Part I in this blog series explored the concepts of empowerment and agency and discussed some of the challenges in measuring them. I posed questions about what it means to empower someone and what increased agency might look like. I also discussed how measuring these concepts too often reflects our own personal biases, and how imperfect measures result in ineffective—or even disempowering—programs and interventions. This blog series aims to explore how we can reduce biases, think deeper about power, measure at a much more nuanced level, and ensure that we do no harm in our work.
In the last post, I outlined how empowerment is composed of three factors—resources (pre-conditions such as knowledge and financial capital), agency (the process of obtaining and using voice, decision making power, and negotiation), and achievements (such as years of schooling and reproductive rights). With the right resources, increased agency leads to greater empowerment and improvement in achievements. Therefore, empowerment can also be viewed as the “expansion of agency” or the process in which a person’s power is enhanced. In this light, recent work has further decomposed agency to understand the kinds of power that can be enhanced: power to, power with, power over, and power from within. Empowerment can be control (power over), choice (power to), change (power from within), and relational (power with). VeneKlasen and Miller (2002) developed a framework that recognizes three levels at which these power shifts can take place: personal, relational and environmental. Personal changes are changes in how a woman sees herself and her role in society. Changes at the relational level are shifts in relationships and how power is distributed on a household or community. Changes at the environmental level are much broader and can be both informal—such as social norms and attitudes—or formal changes—such as changes to laws and policies. WI-HER’s evidence-based and theory-driven approach to gender analysis integrates measurement of these various forms of power and is structured according to these levels of change.
In order to measure power shifts, increased agency, and greater empowerment over time, we must start with a solid baseline understanding. At WI-HER we recognize these complexities and know the importance of studying and learning about the landscape before we can design any kind of useful intervention. When we conduct analyses, we focus on power. We measure concepts related to agency and empowerment at the personal, relational, and environmental (formal and informal, separately) levels. Our analyses are tailored to the project and sector in which we are working. For example, our analyses for health programs identify and examine the gender inequalities, power and relational dynamics, and social barriers that impact people’s ability to access, utilize, and adhere to health services, as well as the government’s and health facility personnel’s ability to provide continued access to and foster retention of respectful and quality care that is sensitive to the unique needs of males and females of all ages and social backgrounds.

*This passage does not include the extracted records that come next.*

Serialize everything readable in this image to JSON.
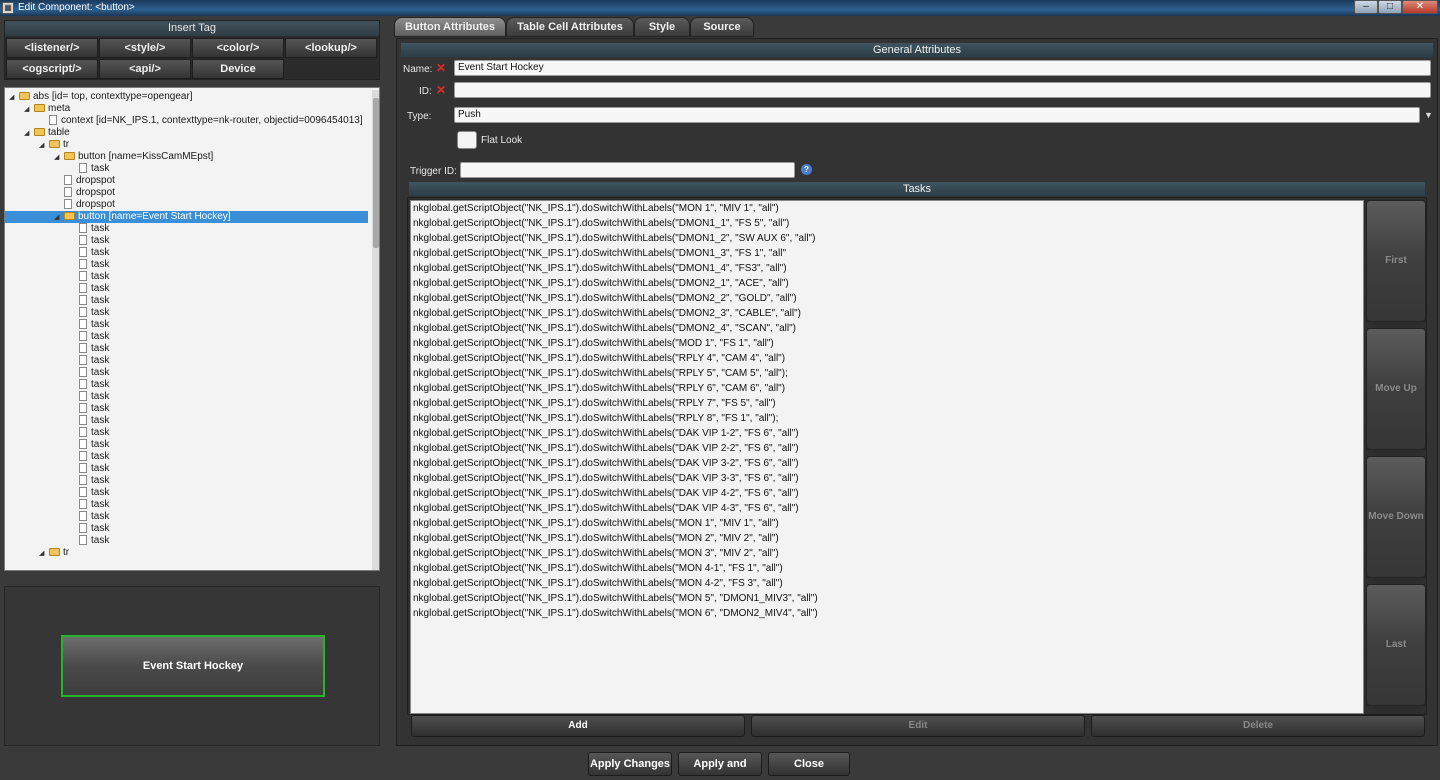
{
  "window": {
    "title": "Edit Component: <button>",
    "app_icon": "app-icon",
    "controls": {
      "minimize": "–",
      "maximize": "□",
      "close": "✕"
    }
  },
  "insert_tag": {
    "header": "Insert Tag",
    "buttons": [
      "<listener/>",
      "<style/>",
      "<color/>",
      "<lookup/>",
      "<ogscript/>",
      "<api/>",
      "Device"
    ]
  },
  "tree": {
    "nodes": [
      {
        "label": "abs [id=  top, contexttype=opengear]",
        "type": "folder",
        "arrow": "◢"
      },
      {
        "label": "meta",
        "type": "folder",
        "arrow": "◢"
      },
      {
        "label": "context [id=NK_IPS.1, contexttype=nk-router, objectid=0096454013]",
        "type": "file",
        "arrow": ""
      },
      {
        "label": "table",
        "type": "folder",
        "arrow": "◢"
      },
      {
        "label": "tr",
        "type": "folder",
        "arrow": "◢"
      },
      {
        "label": "button [name=KissCamMEpst]",
        "type": "folder",
        "arrow": "◢"
      },
      {
        "label": "task",
        "type": "file",
        "arrow": ""
      },
      {
        "label": "dropspot",
        "type": "file",
        "arrow": ""
      },
      {
        "label": "dropspot",
        "type": "file",
        "arrow": ""
      },
      {
        "label": "dropspot",
        "type": "file",
        "arrow": ""
      },
      {
        "label": "button [name=Event Start Hockey]",
        "type": "folder",
        "arrow": "◢",
        "selected": true
      },
      {
        "label": "task",
        "type": "file",
        "arrow": ""
      },
      {
        "label": "task",
        "type": "file",
        "arrow": ""
      },
      {
        "label": "task",
        "type": "file",
        "arrow": ""
      },
      {
        "label": "task",
        "type": "file",
        "arrow": ""
      },
      {
        "label": "task",
        "type": "file",
        "arrow": ""
      },
      {
        "label": "task",
        "type": "file",
        "arrow": ""
      },
      {
        "label": "task",
        "type": "file",
        "arrow": ""
      },
      {
        "label": "task",
        "type": "file",
        "arrow": ""
      },
      {
        "label": "task",
        "type": "file",
        "arrow": ""
      },
      {
        "label": "task",
        "type": "file",
        "arrow": ""
      },
      {
        "label": "task",
        "type": "file",
        "arrow": ""
      },
      {
        "label": "task",
        "type": "file",
        "arrow": ""
      },
      {
        "label": "task",
        "type": "file",
        "arrow": ""
      },
      {
        "label": "task",
        "type": "file",
        "arrow": ""
      },
      {
        "label": "task",
        "type": "file",
        "arrow": ""
      },
      {
        "label": "task",
        "type": "file",
        "arrow": ""
      },
      {
        "label": "task",
        "type": "file",
        "arrow": ""
      },
      {
        "label": "task",
        "type": "file",
        "arrow": ""
      },
      {
        "label": "task",
        "type": "file",
        "arrow": ""
      },
      {
        "label": "task",
        "type": "file",
        "arrow": ""
      },
      {
        "label": "task",
        "type": "file",
        "arrow": ""
      },
      {
        "label": "task",
        "type": "file",
        "arrow": ""
      },
      {
        "label": "task",
        "type": "file",
        "arrow": ""
      },
      {
        "label": "task",
        "type": "file",
        "arrow": ""
      },
      {
        "label": "task",
        "type": "file",
        "arrow": ""
      },
      {
        "label": "task",
        "type": "file",
        "arrow": ""
      },
      {
        "label": "task",
        "type": "file",
        "arrow": ""
      },
      {
        "label": "tr",
        "type": "folder",
        "arrow": "◢"
      }
    ]
  },
  "preview": {
    "button_label": "Event Start Hockey"
  },
  "tabs": [
    {
      "label": "Button Attributes",
      "active": true
    },
    {
      "label": "Table Cell Attributes",
      "active": false
    },
    {
      "label": "Style",
      "active": false
    },
    {
      "label": "Source",
      "active": false
    }
  ],
  "general": {
    "header": "General Attributes",
    "name_label": "Name:",
    "name_value": "Event Start Hockey",
    "id_label": "ID:",
    "id_value": "",
    "type_label": "Type:",
    "type_value": "Push",
    "flat_look_label": "Flat Look",
    "flat_look_checked": false,
    "error_mark": "✕"
  },
  "trigger": {
    "label": "Trigger ID:",
    "value": "",
    "help": "?"
  },
  "tasks": {
    "header": "Tasks",
    "items": [
      "nkglobal.getScriptObject(\"NK_IPS.1\").doSwitchWithLabels(\"MON 1\", \"MIV 1\", \"all\")",
      "nkglobal.getScriptObject(\"NK_IPS.1\").doSwitchWithLabels(\"DMON1_1\", \"FS 5\", \"all\")",
      "nkglobal.getScriptObject(\"NK_IPS.1\").doSwitchWithLabels(\"DMON1_2\", \"SW AUX 6\", \"all\")",
      "nkglobal.getScriptObject(\"NK_IPS.1\").doSwitchWithLabels(\"DMON1_3\", \"FS 1\", \"all\"",
      "nkglobal.getScriptObject(\"NK_IPS.1\").doSwitchWithLabels(\"DMON1_4\", \"FS3\", \"all\")",
      "nkglobal.getScriptObject(\"NK_IPS.1\").doSwitchWithLabels(\"DMON2_1\", \"ACE\", \"all\")",
      "nkglobal.getScriptObject(\"NK_IPS.1\").doSwitchWithLabels(\"DMON2_2\", \"GOLD\", \"all\")",
      "nkglobal.getScriptObject(\"NK_IPS.1\").doSwitchWithLabels(\"DMON2_3\", \"CABLE\", \"all\")",
      "nkglobal.getScriptObject(\"NK_IPS.1\").doSwitchWithLabels(\"DMON2_4\", \"SCAN\", \"all\")",
      "nkglobal.getScriptObject(\"NK_IPS.1\").doSwitchWithLabels(\"MOD 1\", \"FS 1\", \"all\")",
      "nkglobal.getScriptObject(\"NK_IPS.1\").doSwitchWithLabels(\"RPLY 4\", \"CAM 4\", \"all\")",
      "nkglobal.getScriptObject(\"NK_IPS.1\").doSwitchWithLabels(\"RPLY 5\", \"CAM 5\", \"all\");",
      "nkglobal.getScriptObject(\"NK_IPS.1\").doSwitchWithLabels(\"RPLY 6\", \"CAM 6\", \"all\")",
      "nkglobal.getScriptObject(\"NK_IPS.1\").doSwitchWithLabels(\"RPLY 7\", \"FS 5\", \"all\")",
      "nkglobal.getScriptObject(\"NK_IPS.1\").doSwitchWithLabels(\"RPLY 8\", \"FS 1\", \"all\");",
      "nkglobal.getScriptObject(\"NK_IPS.1\").doSwitchWithLabels(\"DAK VIP 1-2\", \"FS 6\", \"all\")",
      "nkglobal.getScriptObject(\"NK_IPS.1\").doSwitchWithLabels(\"DAK VIP 2-2\", \"FS 6\", \"all\")",
      "nkglobal.getScriptObject(\"NK_IPS.1\").doSwitchWithLabels(\"DAK VIP 3-2\", \"FS 6\", \"all\")",
      "nkglobal.getScriptObject(\"NK_IPS.1\").doSwitchWithLabels(\"DAK VIP 3-3\", \"FS 6\", \"all\")",
      "nkglobal.getScriptObject(\"NK_IPS.1\").doSwitchWithLabels(\"DAK VIP 4-2\", \"FS 6\", \"all\")",
      "nkglobal.getScriptObject(\"NK_IPS.1\").doSwitchWithLabels(\"DAK VIP 4-3\", \"FS 6\", \"all\")",
      "nkglobal.getScriptObject(\"NK_IPS.1\").doSwitchWithLabels(\"MON 1\", \"MIV 1\", \"all\")",
      "nkglobal.getScriptObject(\"NK_IPS.1\").doSwitchWithLabels(\"MON 2\", \"MIV 2\", \"all\")",
      "nkglobal.getScriptObject(\"NK_IPS.1\").doSwitchWithLabels(\"MON 3\", \"MIV 2\", \"all\")",
      "nkglobal.getScriptObject(\"NK_IPS.1\").doSwitchWithLabels(\"MON 4-1\", \"FS 1\", \"all\")",
      "nkglobal.getScriptObject(\"NK_IPS.1\").doSwitchWithLabels(\"MON 4-2\", \"FS 3\", \"all\")",
      "nkglobal.getScriptObject(\"NK_IPS.1\").doSwitchWithLabels(\"MON 5\", \"DMON1_MIV3\", \"all\")",
      "nkglobal.getScriptObject(\"NK_IPS.1\").doSwitchWithLabels(\"MON 6\", \"DMON2_MIV4\", \"all\")"
    ],
    "side_buttons": [
      "First",
      "Move Up",
      "Move Down",
      "Last"
    ],
    "bottom_buttons": [
      {
        "label": "Add",
        "enabled": true
      },
      {
        "label": "Edit",
        "enabled": false
      },
      {
        "label": "Delete",
        "enabled": false
      }
    ]
  },
  "footer": {
    "buttons": [
      "Apply Changes",
      "Apply and Close",
      "Close"
    ]
  },
  "colors": {
    "selection": "#3b8fd8",
    "preview_border": "#28b428",
    "error": "#e02b2b",
    "header_bar": "#3f5560"
  }
}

WI-HER’s framework for gender analyses is outlined below. This framework strategically links to USAID’s 5 domains of a gender analysis (laws, policies, regulations, and institutional practices; cultural norms and beliefs; gender roles, responsibilities, and time use; access to and control over assets and resources; and patterns of power and decision making). However, our approach is unique in that it pulls from foundations of political economy analyses, which are rooted in concepts of power, incentives, motivations, relationships, decision making, and agency. This approach allows us to look not only at formal and informal systems and structures, and internal beliefs and biases, but also how these concepts manifest in relationships between men, women, boys, and girls. It is only by looking at these relationships that we can understand how power centers form or break down, how resources are shared and decisions are made, and who has influence over themselves and others. This framework guides our gender analyses and continues to inform our programming so we can track shifts in power dynamics and identify barriers and facilitators to empowerment.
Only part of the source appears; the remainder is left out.